Bir şeyleri yok saymak, o şeylerin gerçekten yok olduğu anlamına gelmez. Biz bazı gerçekleri, onlarla kendimiz arasındaki bağlantıyı kuramadığımız için inkar etsek bile sahip olduğumuz tarih ve coğrafya, bu gerçekleri bize hatırlatmak için her zaman fırsat kollar. O halde yapılması gereken şey, başlarını kuma sokup çöl gerçeklerinden kaçmaya çalışan devekuşlarının yaptıklarından farklı olmalıdır. Çünkü yaşadığımız coğrafya ve sahip olduğumuz tarih; anlaşılmayı, bilinir olmayı fazlasıyla hak etmektedir.

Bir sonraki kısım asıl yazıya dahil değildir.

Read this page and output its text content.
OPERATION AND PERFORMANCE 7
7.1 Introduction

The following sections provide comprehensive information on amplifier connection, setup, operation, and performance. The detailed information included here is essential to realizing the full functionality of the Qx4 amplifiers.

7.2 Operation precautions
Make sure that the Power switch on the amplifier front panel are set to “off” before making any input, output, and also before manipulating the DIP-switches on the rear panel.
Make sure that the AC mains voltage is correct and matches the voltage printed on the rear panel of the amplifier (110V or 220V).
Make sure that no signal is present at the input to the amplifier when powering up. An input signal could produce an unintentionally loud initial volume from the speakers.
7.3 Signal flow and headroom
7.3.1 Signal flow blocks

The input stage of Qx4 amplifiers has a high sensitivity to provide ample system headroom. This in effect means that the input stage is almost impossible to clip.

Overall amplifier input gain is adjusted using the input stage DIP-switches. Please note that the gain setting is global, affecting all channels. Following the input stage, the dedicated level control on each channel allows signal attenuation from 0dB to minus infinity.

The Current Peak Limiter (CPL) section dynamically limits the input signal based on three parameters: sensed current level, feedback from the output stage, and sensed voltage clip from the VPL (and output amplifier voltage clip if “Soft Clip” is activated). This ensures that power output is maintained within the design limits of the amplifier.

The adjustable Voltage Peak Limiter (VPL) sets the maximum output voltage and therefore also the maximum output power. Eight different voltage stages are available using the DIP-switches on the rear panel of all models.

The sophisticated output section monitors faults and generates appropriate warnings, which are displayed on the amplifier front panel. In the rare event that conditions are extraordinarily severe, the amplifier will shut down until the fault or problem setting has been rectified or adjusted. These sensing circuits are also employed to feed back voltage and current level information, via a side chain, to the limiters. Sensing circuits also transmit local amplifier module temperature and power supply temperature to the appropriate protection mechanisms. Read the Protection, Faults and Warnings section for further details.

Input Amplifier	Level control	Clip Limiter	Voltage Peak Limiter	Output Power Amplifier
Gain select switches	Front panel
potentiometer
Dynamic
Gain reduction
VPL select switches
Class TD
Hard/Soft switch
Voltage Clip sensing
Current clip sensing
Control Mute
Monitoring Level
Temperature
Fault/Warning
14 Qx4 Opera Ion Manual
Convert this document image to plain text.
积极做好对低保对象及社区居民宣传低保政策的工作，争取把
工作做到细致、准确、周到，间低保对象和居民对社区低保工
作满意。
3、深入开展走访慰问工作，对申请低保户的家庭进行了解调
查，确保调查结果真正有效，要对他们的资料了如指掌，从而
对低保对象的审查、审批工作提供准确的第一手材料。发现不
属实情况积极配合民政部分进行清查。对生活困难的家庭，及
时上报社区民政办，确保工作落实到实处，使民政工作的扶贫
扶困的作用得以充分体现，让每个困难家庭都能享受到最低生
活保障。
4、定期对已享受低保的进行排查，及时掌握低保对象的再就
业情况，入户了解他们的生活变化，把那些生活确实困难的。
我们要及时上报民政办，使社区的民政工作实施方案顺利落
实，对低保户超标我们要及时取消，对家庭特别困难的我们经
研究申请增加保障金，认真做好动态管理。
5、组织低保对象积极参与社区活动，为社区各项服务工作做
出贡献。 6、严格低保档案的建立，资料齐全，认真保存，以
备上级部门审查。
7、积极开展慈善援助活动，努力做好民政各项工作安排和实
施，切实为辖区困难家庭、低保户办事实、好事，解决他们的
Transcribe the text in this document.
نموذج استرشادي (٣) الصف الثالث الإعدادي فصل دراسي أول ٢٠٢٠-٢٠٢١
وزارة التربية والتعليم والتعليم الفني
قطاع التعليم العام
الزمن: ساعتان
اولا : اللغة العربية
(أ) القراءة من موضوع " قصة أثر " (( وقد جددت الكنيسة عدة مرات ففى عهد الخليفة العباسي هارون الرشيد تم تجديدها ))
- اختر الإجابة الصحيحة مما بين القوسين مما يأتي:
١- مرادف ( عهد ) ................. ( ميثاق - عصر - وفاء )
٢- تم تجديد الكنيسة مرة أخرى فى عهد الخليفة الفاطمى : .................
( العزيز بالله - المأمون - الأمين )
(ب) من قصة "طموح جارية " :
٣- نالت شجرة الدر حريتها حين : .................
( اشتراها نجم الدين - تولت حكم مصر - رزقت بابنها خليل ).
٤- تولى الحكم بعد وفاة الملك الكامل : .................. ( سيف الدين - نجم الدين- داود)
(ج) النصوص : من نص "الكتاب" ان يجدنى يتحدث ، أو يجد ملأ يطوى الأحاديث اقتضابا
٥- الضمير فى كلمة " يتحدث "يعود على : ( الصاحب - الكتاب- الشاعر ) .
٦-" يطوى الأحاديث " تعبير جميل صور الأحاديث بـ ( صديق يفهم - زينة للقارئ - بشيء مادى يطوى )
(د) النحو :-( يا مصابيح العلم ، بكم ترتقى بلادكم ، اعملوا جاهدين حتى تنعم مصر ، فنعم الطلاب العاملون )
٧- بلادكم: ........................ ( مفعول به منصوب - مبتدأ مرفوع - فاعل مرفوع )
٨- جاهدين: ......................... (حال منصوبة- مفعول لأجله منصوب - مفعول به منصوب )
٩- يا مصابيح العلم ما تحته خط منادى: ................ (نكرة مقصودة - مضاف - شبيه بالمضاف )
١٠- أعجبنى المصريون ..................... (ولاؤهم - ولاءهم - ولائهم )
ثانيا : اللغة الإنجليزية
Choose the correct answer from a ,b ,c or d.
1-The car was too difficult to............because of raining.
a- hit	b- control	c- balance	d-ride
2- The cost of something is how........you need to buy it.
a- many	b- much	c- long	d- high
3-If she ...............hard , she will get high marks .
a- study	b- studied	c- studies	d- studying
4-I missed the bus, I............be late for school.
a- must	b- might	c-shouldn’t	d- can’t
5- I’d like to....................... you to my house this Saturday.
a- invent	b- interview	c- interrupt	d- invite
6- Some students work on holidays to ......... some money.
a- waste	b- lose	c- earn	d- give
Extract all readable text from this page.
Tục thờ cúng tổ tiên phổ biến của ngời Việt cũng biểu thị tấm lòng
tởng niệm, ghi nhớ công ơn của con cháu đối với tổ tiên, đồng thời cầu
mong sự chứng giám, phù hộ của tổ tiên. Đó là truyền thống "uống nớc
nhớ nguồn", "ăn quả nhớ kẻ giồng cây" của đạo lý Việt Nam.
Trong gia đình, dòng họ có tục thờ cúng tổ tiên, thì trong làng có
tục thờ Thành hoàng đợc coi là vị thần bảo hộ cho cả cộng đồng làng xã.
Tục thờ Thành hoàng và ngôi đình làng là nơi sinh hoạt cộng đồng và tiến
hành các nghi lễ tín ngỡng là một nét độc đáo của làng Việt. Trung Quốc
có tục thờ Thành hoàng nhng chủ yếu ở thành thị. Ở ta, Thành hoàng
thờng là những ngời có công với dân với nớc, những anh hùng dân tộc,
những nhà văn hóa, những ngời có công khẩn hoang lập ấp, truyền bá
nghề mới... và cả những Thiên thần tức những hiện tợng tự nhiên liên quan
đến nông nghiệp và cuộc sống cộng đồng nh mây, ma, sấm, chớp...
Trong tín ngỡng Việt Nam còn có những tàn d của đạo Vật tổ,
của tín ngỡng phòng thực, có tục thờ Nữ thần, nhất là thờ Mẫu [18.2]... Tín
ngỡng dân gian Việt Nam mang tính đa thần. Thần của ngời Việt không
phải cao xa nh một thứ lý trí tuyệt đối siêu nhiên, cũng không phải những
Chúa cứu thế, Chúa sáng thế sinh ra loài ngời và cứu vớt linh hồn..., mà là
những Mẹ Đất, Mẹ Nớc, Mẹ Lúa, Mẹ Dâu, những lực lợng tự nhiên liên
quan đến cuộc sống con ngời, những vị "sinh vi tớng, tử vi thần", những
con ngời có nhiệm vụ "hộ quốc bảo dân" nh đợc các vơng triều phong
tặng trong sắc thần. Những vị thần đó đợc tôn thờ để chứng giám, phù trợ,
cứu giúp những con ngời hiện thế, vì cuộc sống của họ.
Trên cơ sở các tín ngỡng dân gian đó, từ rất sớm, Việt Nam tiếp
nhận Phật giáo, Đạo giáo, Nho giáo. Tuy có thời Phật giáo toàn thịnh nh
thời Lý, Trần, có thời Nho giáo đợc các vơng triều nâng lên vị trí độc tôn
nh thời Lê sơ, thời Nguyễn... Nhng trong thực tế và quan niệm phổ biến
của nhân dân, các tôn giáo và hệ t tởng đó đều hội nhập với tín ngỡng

Bugün dünya üzerinde yaşayan birçok millet var. Bu cümlede geçen “var” sözcüğü kendi varlığını birçok etkene bağlı olarak var etmektedir. Bazı milletler, yeraltı kaynakları, bazıları askerî güçleri, bazıları geçmişleri, bazıları yaşam standartları vb. etkenlerle kendilerini var etmektedir. İnsanlık ailesini oluşturan bu milletlerden biri olan Türk milleti, kendi varlığını, “kökü mâzide olan âti” dizesinde dile getirilen gerçekliğe borçludur. Köklü olmak, bir geçmişe sahip olmak, türedi olmamak… Bunları bilerek dünya üzerinde var olmaya devam etmek… Geçmişe tapmadan onun iyi taraflarını almak… Yanlışları görüp onlarla yüzleşmekten çekinmemek… O hataları bir daha yapmamaya çalışmak… Bunları bilerek dünya üzerinde var olmaya devam etmek… Böylece dünyaya yeni şeyler söylemek, söyleyecek sözü olmayı hak etmek… Bütün bunların yapılabilmesi, bir milleti oluşturan bireylerde sağlam bir tarih bilincinin bulunabilmesi koşuluna bağlıdır.

edebiyat

Kaynak: pixabay.com

O halde tarih nedir, şimdi de bunun üzerinde duralım.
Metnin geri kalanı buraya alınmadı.